3. Dal nome “De Giovanni” al nome “Mingazzini”
Nei documenti successivi agli anni Trenta il padiglione inizia a comparire anche con la denominazione di “Mingazzini”. Le carte tecniche e descrittive dell’ospedale lo indicano infatti come “Infermeria donne (De Giovanni, poi Mingazzini)”, a testimonianza di un cambio di intitolazione intervenuto dopo la costruzione.
Per chiarezza verso il lettore e per rispetto delle fonti, è opportuno utilizzare la forma completa “Padiglione De Giovanni (poi Mingazzini)”: in questo modo si mantiene memoria della denominazione originaria e si segnala il successivo rinvio alla figura del neurologo Giovanni Mingazzini.
È altrettanto importante ricordare che questo padiglione non va confuso con la Colonia agricola Mingazzini, struttura distinta, situata in area rurale e legata alle attività ergoterapiche. Le due architetture hanno posizione, funzione e storia differenti.
4. Collocazione nel complesso e rapporto con il corpo centrale
Il padiglione De Giovanni è collocato nel settore alto del complesso manicomiale e rappresenta il primo elemento di una nuova area progettata in modo unitario. A nord si trova l’infermeria femminile De Giovanni (poi Mingazzini), al centro il cosiddetto corpo centrale con funzioni tecniche e sanitarie, a sud il padiglione Baccelli, costruito in seguito come edificio gemello destinato agli uomini.
Il De Giovanni è dunque il primo tassello di una composizione simmetrica: la realizzazione del corpo centrale e, infine, del Baccelli completa un insieme di tre edifici collegati, pensato per concentrare le funzioni infermieristiche e sanitarie in un’unica area del manicomio.

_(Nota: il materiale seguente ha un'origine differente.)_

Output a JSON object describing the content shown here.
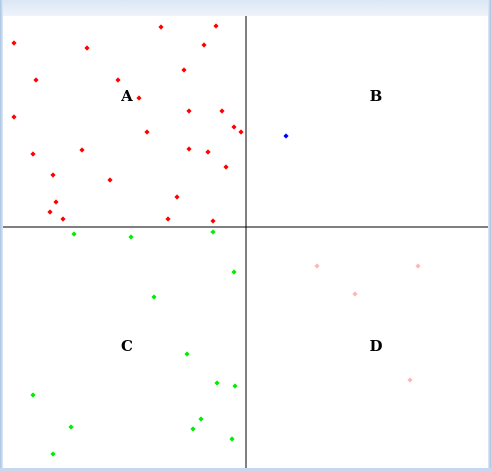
{
  "quadrants": [
    {
      "id": "A",
      "label": "A",
      "color": "#ff0000"
    },
    {
      "id": "B",
      "label": "B",
      "color": "#0000ff"
    },
    {
      "id": "C",
      "label": "C",
      "color": "#00ee00"
    },
    {
      "id": "D",
      "label": "D",
      "color": "#ffb6b6"
    }
  ],
  "chart_data": {
    "type": "scatter",
    "grid": false,
    "series": [
      {
        "quadrant": "A",
        "color": "#ff0000",
        "points": [
          [
            14,
            43
          ],
          [
            87,
            48
          ],
          [
            161,
            27
          ],
          [
            216,
            26
          ],
          [
            204,
            45
          ],
          [
            36,
            80
          ],
          [
            118,
            80
          ],
          [
            184,
            70
          ],
          [
            139,
            98
          ],
          [
            14,
            117
          ],
          [
            189,
            111
          ],
          [
            222,
            111
          ],
          [
            234,
            127
          ],
          [
            241,
            132
          ],
          [
            147,
            132
          ],
          [
            33,
            154
          ],
          [
            82,
            150
          ],
          [
            189,
            149
          ],
          [
            208,
            152
          ],
          [
            226,
            167
          ],
          [
            53,
            175
          ],
          [
            110,
            180
          ],
          [
            177,
            197
          ],
          [
            56,
            202
          ],
          [
            50,
            212
          ],
          [
            63,
            219
          ],
          [
            168,
            219
          ],
          [
            213,
            221
          ]
        ]
      },
      {
        "quadrant": "B",
        "color": "#0000ff",
        "points": [
          [
            286,
            136
          ]
        ]
      },
      {
        "quadrant": "C",
        "color": "#00ee00",
        "points": [
          [
            74,
            234
          ],
          [
            131,
            237
          ],
          [
            213,
            232
          ],
          [
            234,
            272
          ],
          [
            154,
            297
          ],
          [
            187,
            354
          ],
          [
            217,
            383
          ],
          [
            235,
            386
          ],
          [
            33,
            395
          ],
          [
            201,
            419
          ],
          [
            71,
            427
          ],
          [
            193,
            429
          ],
          [
            232,
            439
          ],
          [
            53,
            454
          ]
        ]
      },
      {
        "quadrant": "D",
        "color": "#ffb6b6",
        "points": [
          [
            317,
            266
          ],
          [
            418,
            266
          ],
          [
            355,
            294
          ],
          [
            410,
            380
          ]
        ]
      }
    ]
  }
}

Corridoi coperti e percorsi interni garantivano la comunicazione fra i padiglioni e il corpo centrale, permettendo il trasferimento rapido delle pazienti per medicazioni, accertamenti diagnostici e interventi.
5. Funzione sanitaria e tipologia di degenti
In quanto infermeria femminile, il padiglione ospitava in primo luogo pazienti donne con bisogni sanitari specifici: casi in osservazione, degenti con patologie somatiche associate al disturbo psichico, situazioni che richiedevano monitoraggio più attento e cure mediche più frequenti rispetto ai reparti ordinari.
La vicinanza e il collegamento diretto con il corpo centrale, sede di gabinetti scientifici e sale operatorie, rendevano questo padiglione un nodo essenziale nell’organizzazione clinica del manicomio, soprattutto nel periodo in cui si sviluppano le pratiche diagnostiche e terapeutiche più invasive.
Nel corso dei decenni, il De Giovanni (poi Mingazzini) ha mantenuto prevalentemente il ruolo di reparto femminile, adattandosi alle diverse esigenze organizzative e ai mutamenti della psichiatria, fino alle trasformazioni della seconda metà del Novecento.